Trump felt no such constraint. Having made his name as a wheeler-dealer, he disdains half-measures and is convinced he can find holistic fixes to protracted problems. Which is why his new secretary of state articulated an ambitious laundry list of demands for a new deal in his speech today—including a full accounting of Tehran’s past nuclear work, an end to Iran’s support for terrorist organizations, the release of unjustly detained dual-nationals.

Who can rightly argue against these as the aspiration objectives of U.S. policy? The difficulty, of course, is that the speech offered no realistic pathway to achieving them. Insisting on an unequivocal end to the full inventory of Iranian misdeeds is not a starting point for a serious negotiation. It’s magical thinking to suggest that after 40 years and at the apex of its regional reach, the Islamic Republic will proffer a blanket capitulation in exchange for the promise of a future treaty with a government that has just jettisoned an existing agreement.

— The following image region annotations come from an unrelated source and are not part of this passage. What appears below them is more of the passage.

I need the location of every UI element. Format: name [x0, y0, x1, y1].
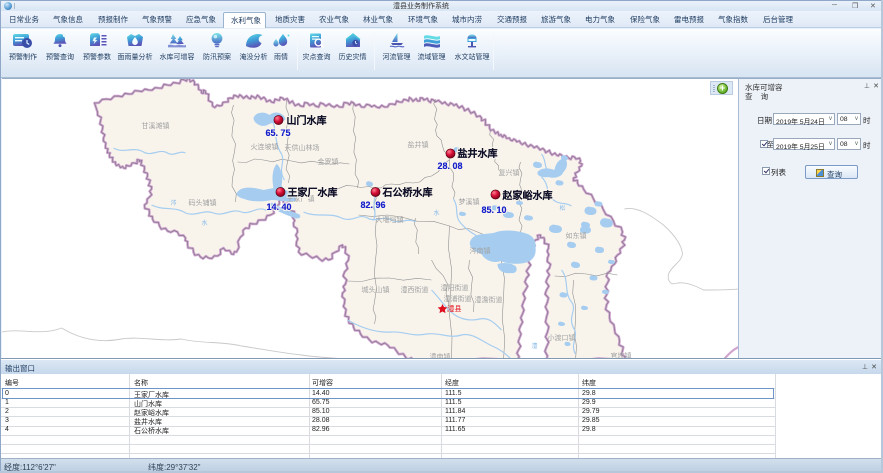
- svg-text:盐井水库: 盐井水库: [458, 147, 498, 160]
- svg-text:码头铺镇: 码头铺镇: [189, 198, 217, 207]
- svg-text:大堰垱镇: 大堰垱镇: [376, 215, 404, 224]
- svg-text:天供山林场: 天供山林场: [285, 143, 320, 152]
- svg-text:石公桥水库: 石公桥水库: [382, 186, 433, 199]
- svg-text:小渡口镇: 小渡口镇: [548, 333, 576, 342]
- svg-text:城头山镇: 城头山镇: [362, 285, 390, 294]
- svg-text:梦溪镇: 梦溪镇: [459, 197, 480, 206]
- svg-text:澧: 澧: [532, 342, 538, 350]
- svg-text:盐井镇: 盐井镇: [408, 140, 429, 149]
- svg-text:水: 水: [202, 219, 208, 227]
- svg-text:澧西街道: 澧西街道: [401, 285, 429, 294]
- svg-text:澧阳街道: 澧阳街道: [441, 283, 469, 292]
- svg-text:涔: 涔: [171, 199, 177, 207]
- svg-text:甘溪滩镇: 甘溪滩镇: [142, 121, 170, 130]
- svg-text:澧浦街道: 澧浦街道: [444, 294, 472, 303]
- svg-text:澧澹街道: 澧澹街道: [475, 295, 503, 304]
- svg-text:28. 08: 28. 08: [438, 161, 463, 171]
- svg-text:如东镇: 如东镇: [566, 231, 587, 240]
- svg-text:金罗镇: 金罗镇: [318, 157, 339, 166]
- svg-text:85. 10: 85. 10: [482, 205, 507, 215]
- svg-text:复兴镇: 复兴镇: [499, 168, 520, 177]
- svg-text:王家厂水库: 王家厂水库: [288, 186, 338, 199]
- svg-text:松: 松: [560, 204, 566, 212]
- svg-text:82. 96: 82. 96: [361, 200, 386, 210]
- svg-text:赵家峪水库: 赵家峪水库: [502, 189, 553, 202]
- svg-text:65. 75: 65. 75: [266, 128, 291, 138]
- svg-text:涔南镇: 涔南镇: [470, 246, 491, 255]
- svg-text:澧县: 澧县: [448, 304, 462, 313]
- svg-text:14. 40: 14. 40: [267, 202, 292, 212]
- svg-text:水: 水: [434, 209, 440, 217]
- svg-text:火连坡镇: 火连坡镇: [251, 142, 279, 151]
- svg-text:山门水库: 山门水库: [287, 114, 327, 127]
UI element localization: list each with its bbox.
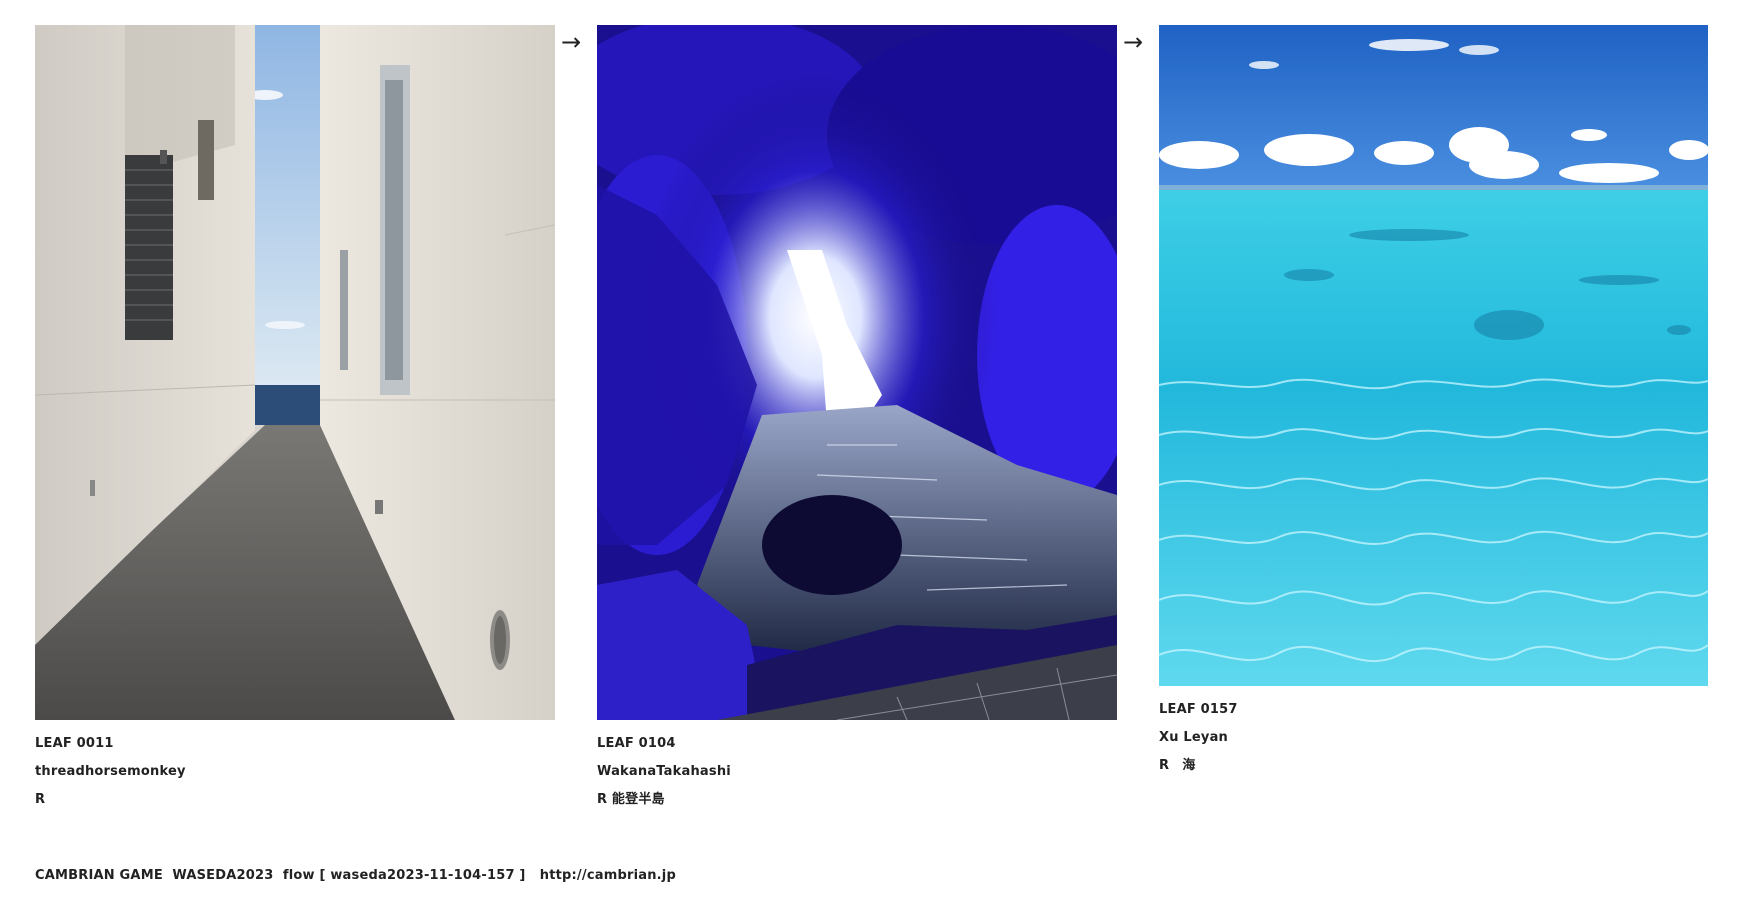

The realistic outcome is that Trump will not get his bigger, better deal or his advisors’ hoped-for regime change; Iran won’t bend, and it probably won’t break either. That appears to be an acceptable alternative outcome for the Trump White House. Iran will remain in the penalty box, an international pariah state subject to severe economic pressure and, at least in theory, robust regional deterrence. As former senior Obama administration official Jake Sullivan noted last week: “The punishment is the strategy.”

This is an approach that vaguely parallels what my colleague Natan Sachs has described as “anti-solutionism” as applied by the Israelis to their own enduring security dilemma—the conviction that “there are currently no solutions to the challenges the country faces and that seeking quick fixes to intractable problems is dangerously naïve.” Instead of reaching for a grand bargain, the game plan is open-ended confrontation, with the goal of limiting the immediate risks and damages.

There’s only one problem with this approach as a long-term mechanism for managing Iran: In terms of advancing American interests in peace and stability in the Middle East, it’s manifestly inferior to the arrangement Trump just discarded, the nuclear deal.